The HIPAA covered entity, a home health provider with more than 850 branch locations and operations in 48 states, maintained the protected health information (PHI) of more than 275 individuals who received services from the company's employees. The company became the subject of an HHS investigation after the husband of one of the company's managers complained that his wife, from whom he was estranged, had left behind company documents in their home. The documents contained the PHI of the company's patients, including the individuals' names, addresses, telephone numbers, and emergency contacts. The manager was also responsible for patient-specific documents (for example, diagnoses and medical test results) for several of the company's patients. Per the company's policy, the manager removed these documents from the office and kept them in her car, so as to have ready access to them. When the manager moved out of the couple's home, however, she left the documents behind and later conceded to HHS that she was uncertain where her car was parked.

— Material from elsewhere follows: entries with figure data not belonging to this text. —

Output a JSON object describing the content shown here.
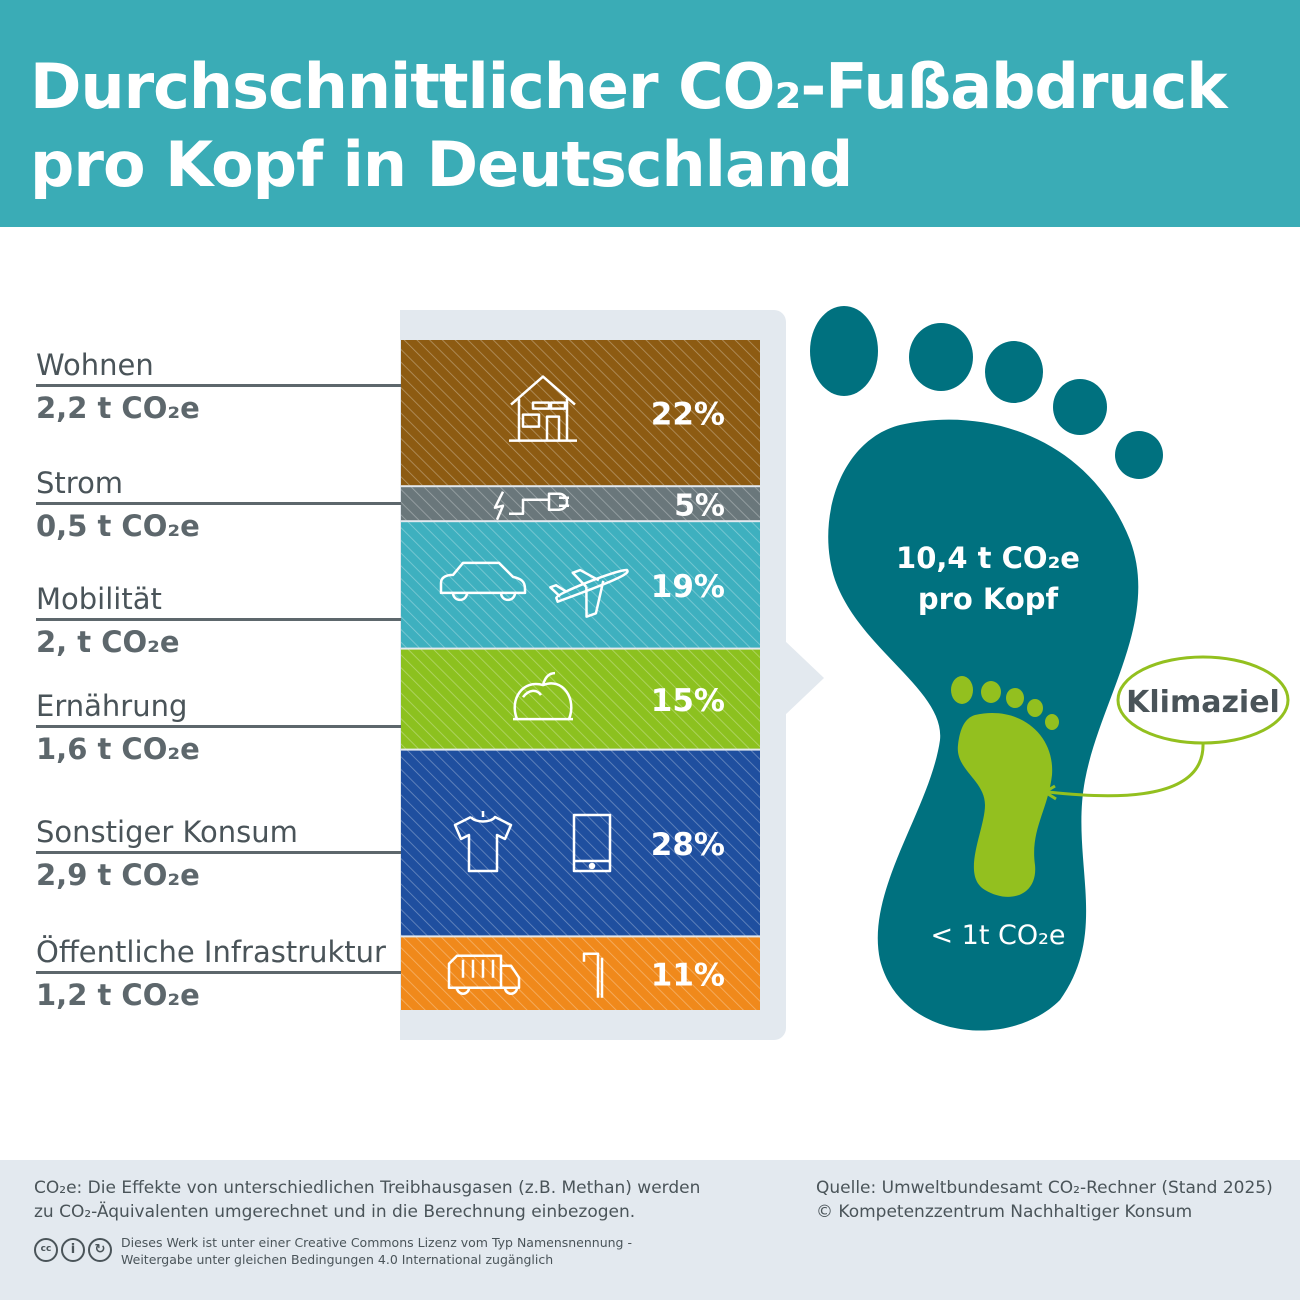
{
  "title_line1": "Durchschnittlicher CO₂-Fußabdruck",
  "title_line2": "pro Kopf in Deutschland",
  "chart_data": {
    "type": "bar",
    "stacked": true,
    "categories": [
      "Wohnen",
      "Strom",
      "Mobilität",
      "Ernährung",
      "Sonstiger Konsum",
      "Öffentliche Infrastruktur"
    ],
    "values": [
      22,
      5,
      19,
      15,
      28,
      11
    ],
    "value_labels": [
      "22%",
      "5%",
      "19%",
      "15%",
      "28%",
      "11%"
    ],
    "amounts": [
      "2,2 t CO₂e",
      "0,5 t CO₂e",
      "2, t CO₂e",
      "1,6 t CO₂e",
      "2,9 t CO₂e",
      "1,2 t CO₂e"
    ],
    "colors": [
      "#8d5b12",
      "#6a777b",
      "#3eb0bf",
      "#8cc11f",
      "#1f4f9f",
      "#f0891b"
    ],
    "icons": [
      [
        "house-icon"
      ],
      [
        "plug-icon"
      ],
      [
        "car-icon",
        "plane-icon"
      ],
      [
        "food-icon"
      ],
      [
        "shirt-icon",
        "phone-icon"
      ],
      [
        "garbage-truck-icon",
        "street-lamp-icon"
      ]
    ]
  },
  "footprint": {
    "total": "10,4 t CO₂e",
    "per_head": "pro Kopf",
    "goal_label": "Klimaziel",
    "goal_value": "< 1t CO₂e",
    "foot_color": "#00717f",
    "goal_color": "#93c01f"
  },
  "footer": {
    "note_line1": "CO₂e: Die Effekte von unterschiedlichen Treibhausgasen (z.B. Methan) werden",
    "note_line2": "zu CO₂-Äquivalenten umgerechnet und in die Berechnung einbezogen.",
    "license_line1": "Dieses Werk ist unter einer Creative Commons Lizenz vom Typ Namensnennung -",
    "license_line2": "Weitergabe unter gleichen Bedingungen 4.0 International zugänglich",
    "source": "Quelle: Umweltbundesamt CO₂-Rechner (Stand 2025)",
    "copyright": "© Kompetenzzentrum Nachhaltiger Konsum"
  }
}
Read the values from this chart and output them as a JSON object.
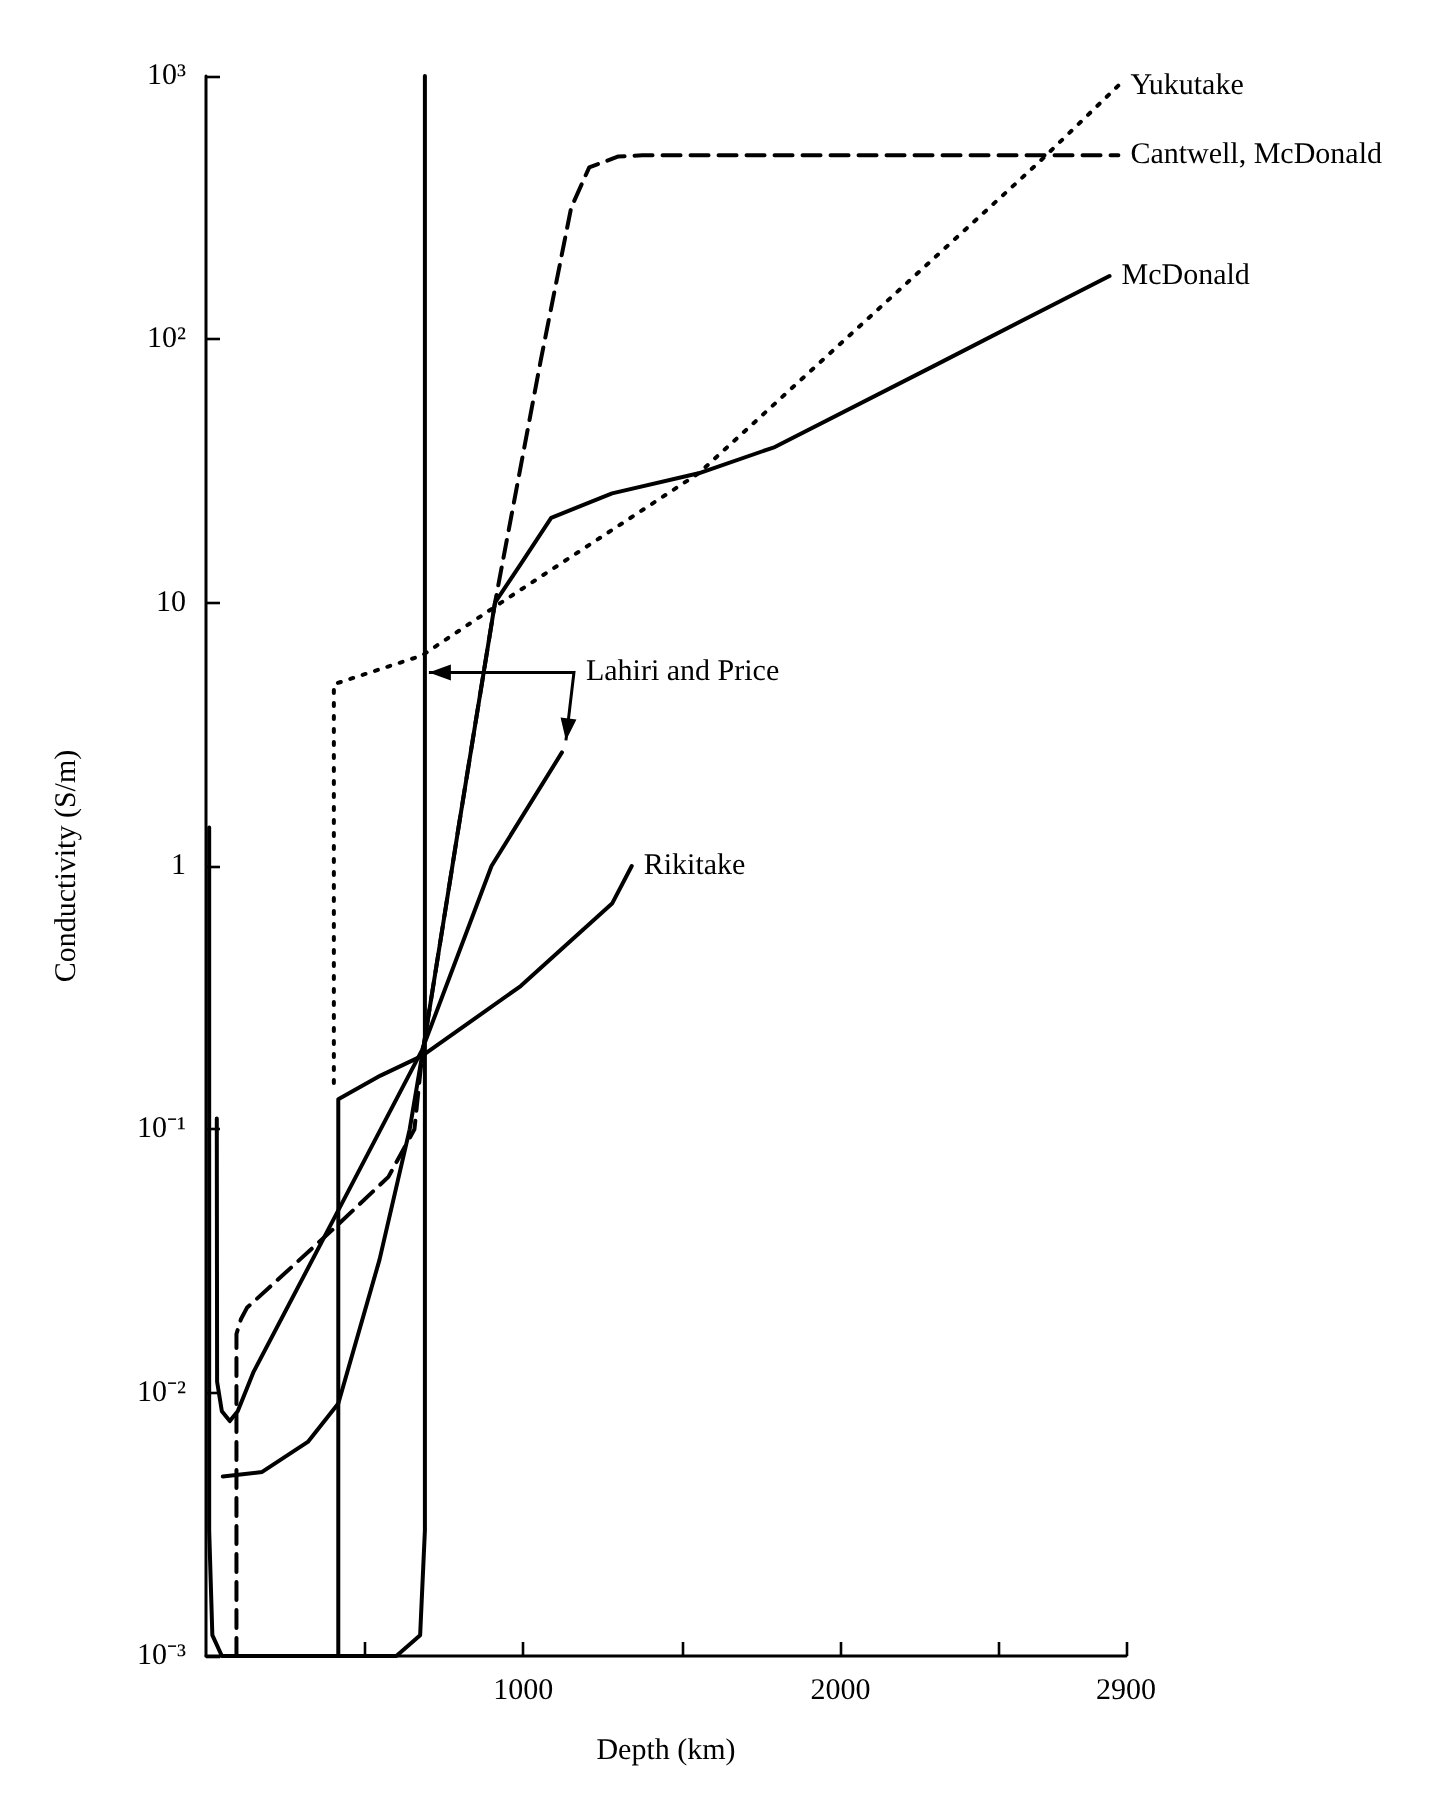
{
  "chart_data": {
    "type": "line",
    "xlabel": "Depth (km)",
    "ylabel": "Conductivity (S/m)",
    "xlim": [
      0,
      2900
    ],
    "xticks": [
      {
        "value": 500,
        "label": null
      },
      1000,
      {
        "value": 1500,
        "label": null
      },
      2000,
      {
        "value": 2500,
        "label": null
      },
      2900
    ],
    "ylim": [
      0.001,
      1000
    ],
    "log": true,
    "yticks": [
      {
        "value": 0.001,
        "label": "10⁻³"
      },
      {
        "value": 0.01,
        "label": "10⁻²"
      },
      {
        "value": 0.1,
        "label": "10⁻¹"
      },
      1,
      10,
      {
        "value": 100,
        "label": "10²"
      },
      {
        "value": 1000,
        "label": "10³"
      }
    ],
    "grid": false,
    "legend": false,
    "marker": "none",
    "series": [
      {
        "name": "Cantwell, McDonald",
        "color": "#000000",
        "line_style": "dashed",
        "x": [
          96,
          96,
          110,
          129,
          403,
          575,
          657,
          681,
          800,
          911,
          1055,
          1151,
          1208,
          1300,
          1376,
          2876
        ],
        "values": [
          0.001,
          0.0167,
          0.019,
          0.021,
          0.042,
          0.066,
          0.1,
          0.19,
          1.5,
          10,
          83,
          316,
          450,
          495,
          500,
          500
        ]
      },
      {
        "name": "Yukutake",
        "color": "#000000",
        "line_style": "dotted",
        "x": [
          403,
          403,
          681,
          930,
          1553,
          2622,
          2876
        ],
        "values": [
          0.15,
          4.9,
          6.3,
          10,
          31,
          466,
          920
        ]
      },
      {
        "name": "McDonald",
        "color": "#000000",
        "line_style": "solid",
        "x": [
          53,
          177,
          321,
          417,
          547,
          642,
          681,
          800,
          911,
          992,
          1088,
          1280,
          1553,
          1793,
          2301,
          2848
        ],
        "values": [
          0.0048,
          0.005,
          0.0065,
          0.0091,
          0.032,
          0.1,
          0.19,
          1.5,
          10,
          14,
          21,
          26,
          31,
          39,
          80,
          174
        ]
      },
      {
        "name": "Lahiri and Price",
        "color": "#000000",
        "line_style": "solid",
        "x": [
          10,
          10,
          20,
          50,
          600,
          675,
          690,
          690,
          null,
          34,
          35,
          50,
          75,
          100,
          150,
          400,
          681,
          900,
          1122
        ],
        "values": [
          1.4,
          0.003,
          0.0012,
          0.001,
          0.001,
          0.0012,
          0.003,
          1000,
          null,
          0.11,
          0.011,
          0.0085,
          0.0078,
          0.0085,
          0.012,
          0.045,
          0.2,
          1.0,
          2.7
        ]
      },
      {
        "name": "Rikitake",
        "color": "#000000",
        "line_style": "solid",
        "x": [
          417,
          417,
          550,
          681,
          992,
          1280,
          1342
        ],
        "values": [
          0.001,
          0.13,
          0.16,
          0.19,
          0.35,
          0.72,
          1.0
        ]
      }
    ]
  }
}
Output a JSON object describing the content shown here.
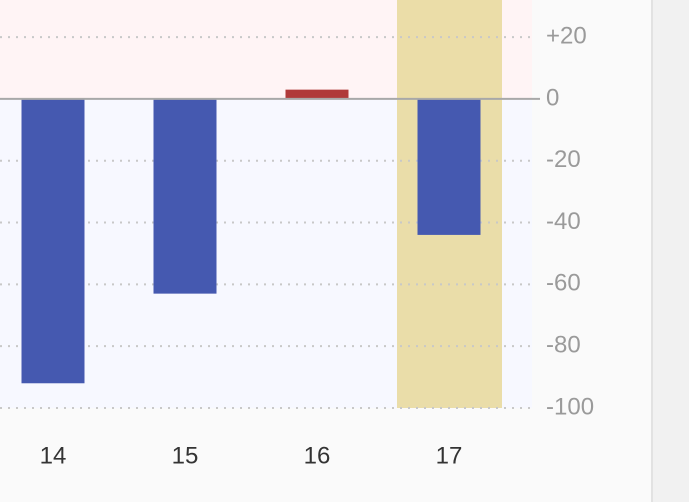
{
  "chart_data": {
    "type": "bar",
    "categories": [
      "14",
      "15",
      "16",
      "17"
    ],
    "values": [
      -92,
      -63,
      3,
      -44
    ],
    "positive_color": "#b03a3a",
    "negative_color": "#4559b0",
    "highlight": "17",
    "highlight_color": "#e8d89a",
    "ylim": [
      -100,
      32
    ],
    "yticks": [
      {
        "value": 20,
        "label": "+20"
      },
      0,
      -20,
      -40,
      -60,
      -80,
      -100
    ],
    "grid": true
  }
}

Her husband informed the company and HHS that he:
Discovered the PHI under a bed and in a kitchen drawer.
Was in possession of the abandoned documents.
The ALJ determined that the company's policies were inadequate because (among other reasons):
No written policy addressed how staff members should protect PHI that was removed from the company's offices.
Policies implemented after the manager's unauthorized disclosure similarly failed to address this issue.
No policies existed to monitor documents removed from the company's offices, and to ensure the documents' return.
The ALJ determined that the company violated HIPAA by failing to:
Reasonably safeguard its patients' PHI and allowing an unauthorized individual to access that information.
Develop and implement policies and procedures to protect PHI removed from its branch offices.
The ALJ therefore granted summary judgment in HHS's favor and upheld the proposed civil penalties.